At 3:45 p.m. on a Tuesday, Juliette Pope is presiding over Gramercy Tavern’s private dining room. Cooks and servers are elbow-to-elbow, each with their own six glasses of madeira pulled from the restaurant’s list. Pope, the Beverage Director at the restaurant since 2004, has just returned from a trip to the Portuguese archipelago of the same name, “where banana trees compete with grape vines,” and has made the island’s wines the subject of today’s hour-long intensive. Between shooting off historical facts and listening to participants’ tasting impressions (“I get varnish and soy sauce in the Barbeito”), she throws in casual, often humorous observations. By the end of the tasting everyone in the room feels like they, too, have just returned from a whirlwind trip to Madeira.

This is what Pope terms “tongue-on” training. It’s about familiarizing the staff with different categories of wine through key examples, and pushing them to experience the drinks independently. To some, this dedication to mentorship on behalf of a beverage director might not seem novel. But in an age where the light is shining bright on the sommelier scene—and catching a piece of it seems to be of the utmost importance—her behind-the-scenes approach is becoming ever rarer. In fact, there are few people in the industry more allergic to the limelight.

Pope is the link in a chain of great wine mentors that have done time at Gramercy Tavern, including Paul Grieco of Terroir and Hearth, who she counts as her mentor. “He must have known a sucker when he saw one,” she says of Grieco, who sent her to industry tastings and made her a “cellar rat” soon after her transition from the kitchen to the dining room. She started out as a line cook at Gramercy Tavern and switched from back-of-house to front (her physical efficiency is a lingering reminder that she cooked seriously for years) when she began researching a restaurant she planned to open with her chef husband, Ralf Kuettel. He went on with Trestle on Tenth as she fell deeper into wine at GT. “I’ve only done this here,” Pope explains about her homegrown ascent.

While structured and substantial, her education is never stuffy; neither is the service. In its collaborative, educational nature, Gramercy Tavern’s beverage program is uniquely American. Every member on the floor can step into wine advising mode (it’s the opposite of the French sommelier paradigm where one person is appointed that job) and Pope is not dogmatic in her point of view, opting instead for passing along her contagious enthusiasm to her staff and letting them form their own opinions. As such, she’s inspired a number of forward-thinking wine professionals and bartenders, such as Jim Meehan of PDT, who, thanks in large part to Pope, began experimenting with things like sherry and port long before they were on every cocktail menu across the city.

To get a sense of what a typical week in the life of Juliette Pope is like we asked her to keep track of the best wines under $75 she drank last week. Here’s the damage:

Puffeney Savagnin 2009 | $33
“Salty, savory, nutty goodness.

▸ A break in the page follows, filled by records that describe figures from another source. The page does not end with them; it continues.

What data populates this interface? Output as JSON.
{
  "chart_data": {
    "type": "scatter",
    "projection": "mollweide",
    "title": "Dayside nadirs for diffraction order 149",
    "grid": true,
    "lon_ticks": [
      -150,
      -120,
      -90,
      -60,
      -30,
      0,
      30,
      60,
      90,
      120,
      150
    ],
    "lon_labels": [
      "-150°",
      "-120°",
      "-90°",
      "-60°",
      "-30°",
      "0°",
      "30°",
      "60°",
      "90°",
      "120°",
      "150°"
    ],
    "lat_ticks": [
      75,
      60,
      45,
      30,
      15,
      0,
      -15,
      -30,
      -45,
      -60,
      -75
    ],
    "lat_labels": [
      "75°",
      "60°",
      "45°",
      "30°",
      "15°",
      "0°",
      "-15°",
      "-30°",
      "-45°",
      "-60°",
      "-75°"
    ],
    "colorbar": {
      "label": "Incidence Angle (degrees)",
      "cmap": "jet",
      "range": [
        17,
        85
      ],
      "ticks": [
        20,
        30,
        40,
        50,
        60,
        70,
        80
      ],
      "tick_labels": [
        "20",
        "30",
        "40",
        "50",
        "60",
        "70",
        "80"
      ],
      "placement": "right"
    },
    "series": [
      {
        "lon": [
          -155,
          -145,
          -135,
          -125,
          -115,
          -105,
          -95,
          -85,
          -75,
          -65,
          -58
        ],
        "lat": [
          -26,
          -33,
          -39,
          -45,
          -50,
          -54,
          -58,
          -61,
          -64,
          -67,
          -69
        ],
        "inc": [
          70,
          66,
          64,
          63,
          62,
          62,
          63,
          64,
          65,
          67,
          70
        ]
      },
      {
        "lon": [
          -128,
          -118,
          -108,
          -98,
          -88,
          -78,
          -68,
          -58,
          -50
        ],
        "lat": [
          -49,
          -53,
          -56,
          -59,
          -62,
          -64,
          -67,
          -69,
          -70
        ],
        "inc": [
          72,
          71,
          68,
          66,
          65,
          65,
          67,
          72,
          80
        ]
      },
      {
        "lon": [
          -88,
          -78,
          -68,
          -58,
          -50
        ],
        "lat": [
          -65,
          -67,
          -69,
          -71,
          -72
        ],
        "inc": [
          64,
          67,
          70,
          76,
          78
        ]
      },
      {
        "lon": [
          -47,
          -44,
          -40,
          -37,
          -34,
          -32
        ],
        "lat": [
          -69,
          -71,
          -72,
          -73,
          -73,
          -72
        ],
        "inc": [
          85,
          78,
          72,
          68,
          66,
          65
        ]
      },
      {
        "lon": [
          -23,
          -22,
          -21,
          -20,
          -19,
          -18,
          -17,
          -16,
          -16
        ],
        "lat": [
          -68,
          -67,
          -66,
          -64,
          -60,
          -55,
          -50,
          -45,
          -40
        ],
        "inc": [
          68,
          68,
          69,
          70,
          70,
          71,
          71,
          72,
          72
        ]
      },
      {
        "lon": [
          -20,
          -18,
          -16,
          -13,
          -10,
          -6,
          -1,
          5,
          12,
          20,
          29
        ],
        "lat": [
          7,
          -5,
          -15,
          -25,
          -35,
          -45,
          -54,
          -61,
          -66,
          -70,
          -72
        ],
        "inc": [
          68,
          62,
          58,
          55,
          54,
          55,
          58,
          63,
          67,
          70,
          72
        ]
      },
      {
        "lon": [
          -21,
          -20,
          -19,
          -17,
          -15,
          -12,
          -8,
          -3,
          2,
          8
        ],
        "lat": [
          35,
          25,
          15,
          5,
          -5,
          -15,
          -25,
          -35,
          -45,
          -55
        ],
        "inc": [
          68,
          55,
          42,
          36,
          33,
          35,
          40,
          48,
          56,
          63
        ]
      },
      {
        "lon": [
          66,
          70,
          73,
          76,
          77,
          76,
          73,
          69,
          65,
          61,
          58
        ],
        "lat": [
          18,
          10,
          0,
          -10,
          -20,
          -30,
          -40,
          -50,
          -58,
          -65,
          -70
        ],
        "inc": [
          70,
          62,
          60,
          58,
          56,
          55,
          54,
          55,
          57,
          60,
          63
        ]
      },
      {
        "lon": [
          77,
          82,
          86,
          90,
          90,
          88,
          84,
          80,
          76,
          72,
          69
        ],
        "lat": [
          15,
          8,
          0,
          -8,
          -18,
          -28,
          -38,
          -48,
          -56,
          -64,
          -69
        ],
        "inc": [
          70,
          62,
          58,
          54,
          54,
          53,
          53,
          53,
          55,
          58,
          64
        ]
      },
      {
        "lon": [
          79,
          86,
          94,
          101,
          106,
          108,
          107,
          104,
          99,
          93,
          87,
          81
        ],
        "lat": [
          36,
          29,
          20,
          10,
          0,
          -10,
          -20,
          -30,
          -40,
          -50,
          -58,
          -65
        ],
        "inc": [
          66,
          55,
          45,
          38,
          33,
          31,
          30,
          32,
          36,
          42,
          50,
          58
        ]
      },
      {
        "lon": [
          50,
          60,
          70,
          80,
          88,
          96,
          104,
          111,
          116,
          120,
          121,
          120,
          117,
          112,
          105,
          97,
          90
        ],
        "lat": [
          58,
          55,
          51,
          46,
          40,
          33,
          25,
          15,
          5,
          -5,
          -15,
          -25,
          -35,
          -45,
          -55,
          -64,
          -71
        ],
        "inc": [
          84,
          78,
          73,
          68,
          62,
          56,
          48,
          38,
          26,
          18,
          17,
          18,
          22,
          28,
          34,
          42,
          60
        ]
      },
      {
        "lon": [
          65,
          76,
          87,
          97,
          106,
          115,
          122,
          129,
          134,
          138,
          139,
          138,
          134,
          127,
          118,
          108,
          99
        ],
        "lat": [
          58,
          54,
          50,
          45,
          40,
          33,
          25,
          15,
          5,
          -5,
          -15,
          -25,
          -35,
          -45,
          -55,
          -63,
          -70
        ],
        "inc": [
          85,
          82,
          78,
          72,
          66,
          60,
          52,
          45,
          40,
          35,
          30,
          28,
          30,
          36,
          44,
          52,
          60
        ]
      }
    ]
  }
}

It works with almost everything at the table. Or my table anyway! Flor + oxidation = magic in the mouth.”

Foillard Beaujolais Nouveau 2013 | $18
“Nouveau typically gets no respect in this age of cru Beaujolais reverence—I am guilty to be sure—but this old-school master’s version changed my mind. Or at least opened it! Love when a bottle of wine does that.”

Ameztoi Txakoli Rosé 2013 | $20
“Happy for springtime to finally be here because with it comes this brisk, briny, zesty, spritzy rosé. We can hardly keep it on the shelf here, it flies out so fast and is in ever-short supply. And not just because I am taking it home.”

Zusslin Riesling ‘Clos Liebenberg’ Monopole 2011 | $40
“Marie Zusslin blew me away in person and in the bottle. What stunningly concentrated wine from 13th-generation Alsatian vignerons. Biodynamically farmed fruit, strictly selected in vineyard, concentrated and popping with acidity and minerality.”

Ceci ‘La Luna’ Lambrusco NV | $19
“Our staff thinks that I am obsessed with Lambrusco. Not true: I am obsessed with THIS Lambrusco. With a burger at home on our deck or in the tavern, this is the money wine. For relatively little money. Careful, it goes down way too easily for a red.”